拜登

Biden was right to ring the alarm for democracy

It’s better to be candid than invoke a national unity that doesn’t exist

Age impairs the body but frees the tongue. Joe Biden proves both points. The man who looks each one of the 80 years that he will clock up in November has acquired the cussed candour of the old.

The beliefs of Donald Trump add up to “semi-fascism”, says the US president. Much of the Republican party is a menace to the “foundations of our republic”. “Whose side are you on?”, asks Biden, with the stark dualism that he used to avoid in favour of cross-partisan bonhomie. Here — say the scandalised, some of whom are liberals — is a president in divisive mood.

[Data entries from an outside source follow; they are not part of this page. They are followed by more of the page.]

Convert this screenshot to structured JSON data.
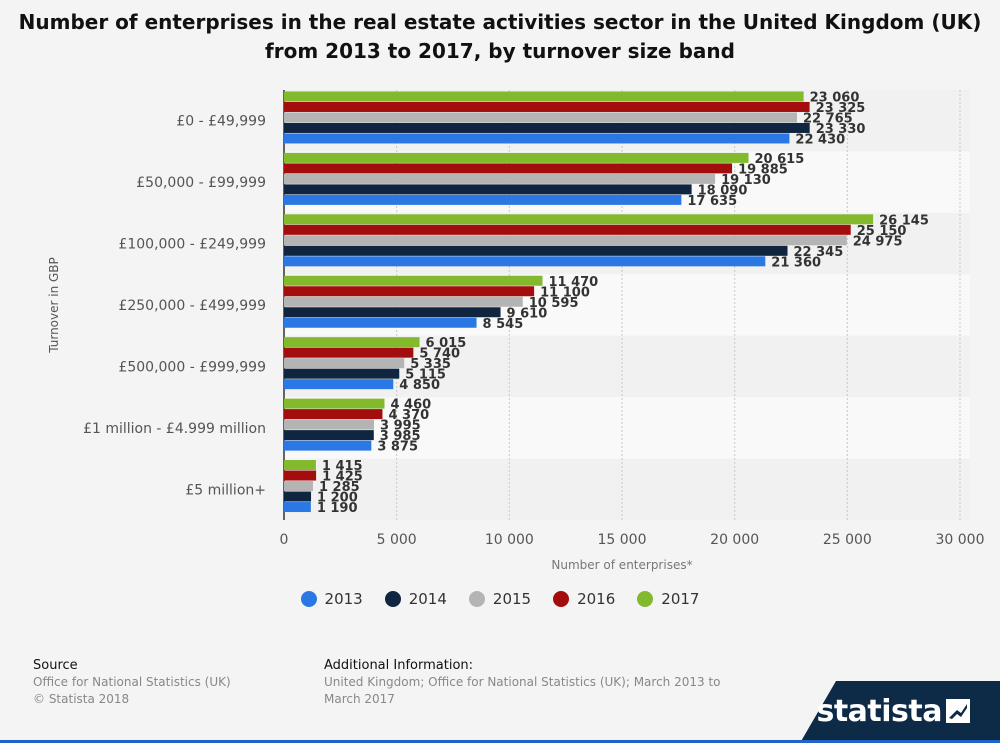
{
  "title": "Number of enterprises in the real estate activities sector in the United Kingdom (UK) from 2013 to 2017, by turnover size band",
  "colors": {
    "2013": "#2b78e4",
    "2014": "#10253f",
    "2015": "#b4b4b4",
    "2016": "#a30d0d",
    "2017": "#82b92d"
  },
  "chart_data": {
    "type": "bar",
    "orientation": "horizontal",
    "categories": [
      "£0 - £49,999",
      "£50,000 - £99,999",
      "£100,000 - £249,999",
      "£250,000 - £499,999",
      "£500,000 - £999,999",
      "£1 million - £4.999 million",
      "£5 million+"
    ],
    "series": [
      {
        "name": "2013",
        "values": [
          22430,
          17635,
          21360,
          8545,
          4850,
          3875,
          1190
        ],
        "labels": [
          "22 430",
          "17 635",
          "21 360",
          "8 545",
          "4 850",
          "3 875",
          "1 190"
        ]
      },
      {
        "name": "2014",
        "values": [
          23330,
          18090,
          22345,
          9610,
          5115,
          3985,
          1200
        ],
        "labels": [
          "23 330",
          "18 090",
          "22 345",
          "9 610",
          "5 115",
          "3 985",
          "1 200"
        ]
      },
      {
        "name": "2015",
        "values": [
          22765,
          19130,
          24975,
          10595,
          5335,
          3995,
          1285
        ],
        "labels": [
          "22 765",
          "19 130",
          "24 975",
          "10 595",
          "5 335",
          "3 995",
          "1 285"
        ]
      },
      {
        "name": "2016",
        "values": [
          23325,
          19885,
          25150,
          11100,
          5740,
          4370,
          1425
        ],
        "labels": [
          "23 325",
          "19 885",
          "25 150",
          "11 100",
          "5 740",
          "4 370",
          "1 425"
        ]
      },
      {
        "name": "2017",
        "values": [
          23060,
          20615,
          26145,
          11470,
          6015,
          4460,
          1415
        ],
        "labels": [
          "23 060",
          "20 615",
          "26 145",
          "11 470",
          "6 015",
          "4 460",
          "1 415"
        ]
      }
    ],
    "xlabel": "Number of enterprises*",
    "ylabel": "Turnover in GBP",
    "xlim": [
      0,
      30000
    ],
    "xticks": [
      0,
      5000,
      10000,
      15000,
      20000,
      25000,
      30000
    ],
    "xtick_labels": [
      "0",
      "5 000",
      "10 000",
      "15 000",
      "20 000",
      "25 000",
      "30 000"
    ],
    "grid": true,
    "legend_position": "bottom"
  },
  "legend": [
    {
      "label": "2013",
      "color": "#2b78e4"
    },
    {
      "label": "2014",
      "color": "#10253f"
    },
    {
      "label": "2015",
      "color": "#b4b4b4"
    },
    {
      "label": "2016",
      "color": "#a30d0d"
    },
    {
      "label": "2017",
      "color": "#82b92d"
    }
  ],
  "footer": {
    "source_heading": "Source",
    "source_line1": "Office for National Statistics (UK)",
    "source_line2": "© Statista 2018",
    "info_heading": "Additional Information:",
    "info_text": "United Kingdom; Office for National Statistics (UK); March 2013 to March 2017"
  },
  "brand": "statista"
}
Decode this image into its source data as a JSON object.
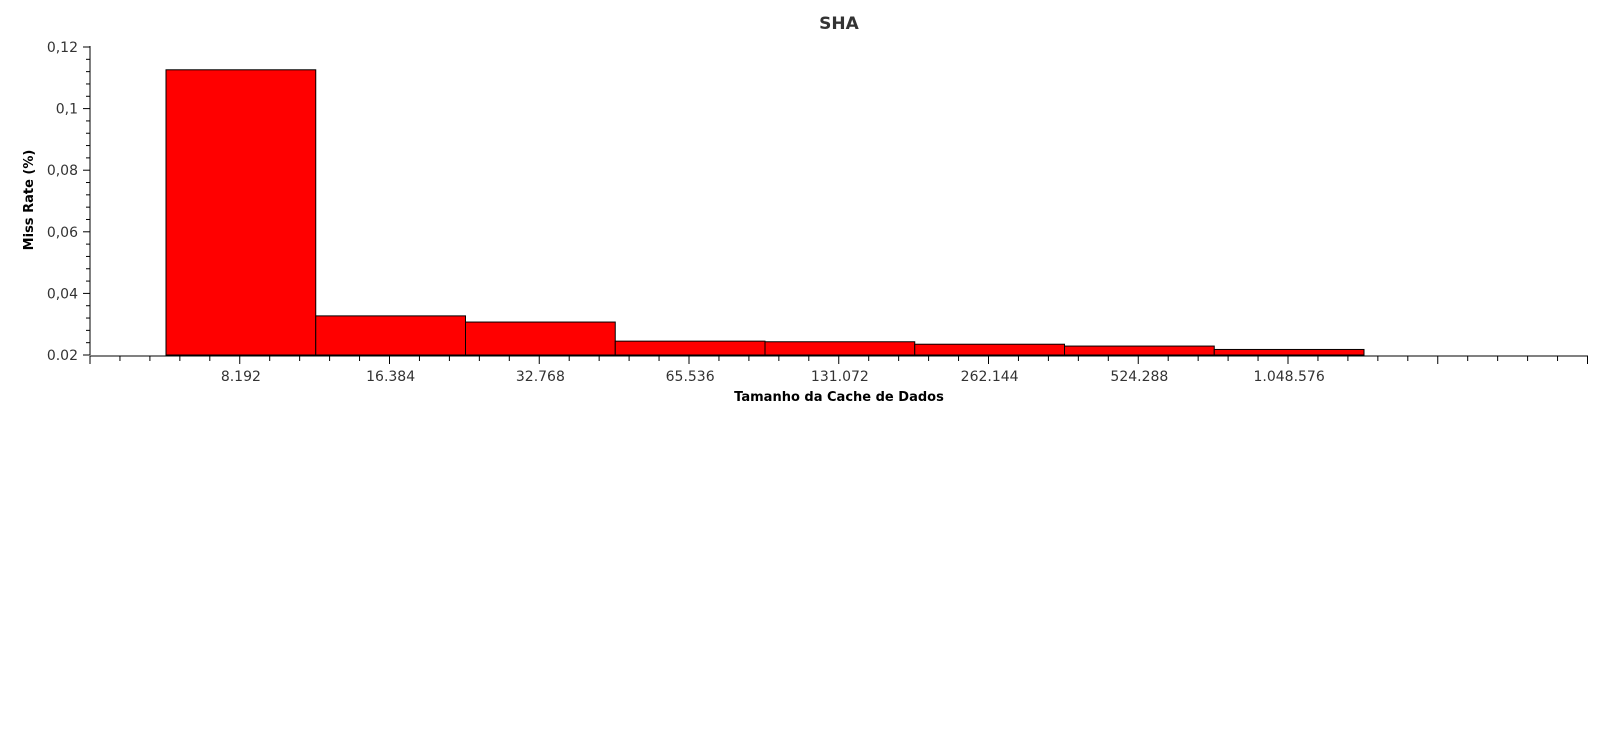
{
  "chart_data": {
    "type": "bar",
    "title": "SHA",
    "xlabel": "Tamanho da Cache de Dados",
    "ylabel": "Miss Rate (%)",
    "categories": [
      "8.192",
      "16.384",
      "32.768",
      "65.536",
      "131.072",
      "262.144",
      "524.288",
      "1.048.576"
    ],
    "values": [
      0.1126,
      0.0327,
      0.0307,
      0.0245,
      0.0243,
      0.0235,
      0.0229,
      0.0218
    ],
    "ylim": [
      0.02,
      0.12
    ],
    "yticks": [
      "0.02",
      "0,04",
      "0,06",
      "0,08",
      "0,1",
      "0,12"
    ],
    "bar_color": "#ff0000",
    "bar_edge_color": "#000000",
    "grid": false,
    "legend": "none"
  }
}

No, just a realistic one. True, the mise-en-scène of his Philadelphia speech last week, with its flanking US Marines, was weird. He too often conflated anti-Democrats with anti-democrats. But the speech did not create a divide. It acknowledged one that already exists. The alternative — exhorting national unity — has been tested to destruction. “There is not a liberal America and a conservative America”, said Barack Obama in 2004. Yes, there is. “Let us listen to one another,” said Biden himself at his inauguration, as though no one had thought of that before. This stuff won’t do anymore. A fact of American life since the 1990s is that a large minority of voters struggles to accept the legitimacy of any Democratic president. Appealing to a phoney togetherness while this goes on is untenable.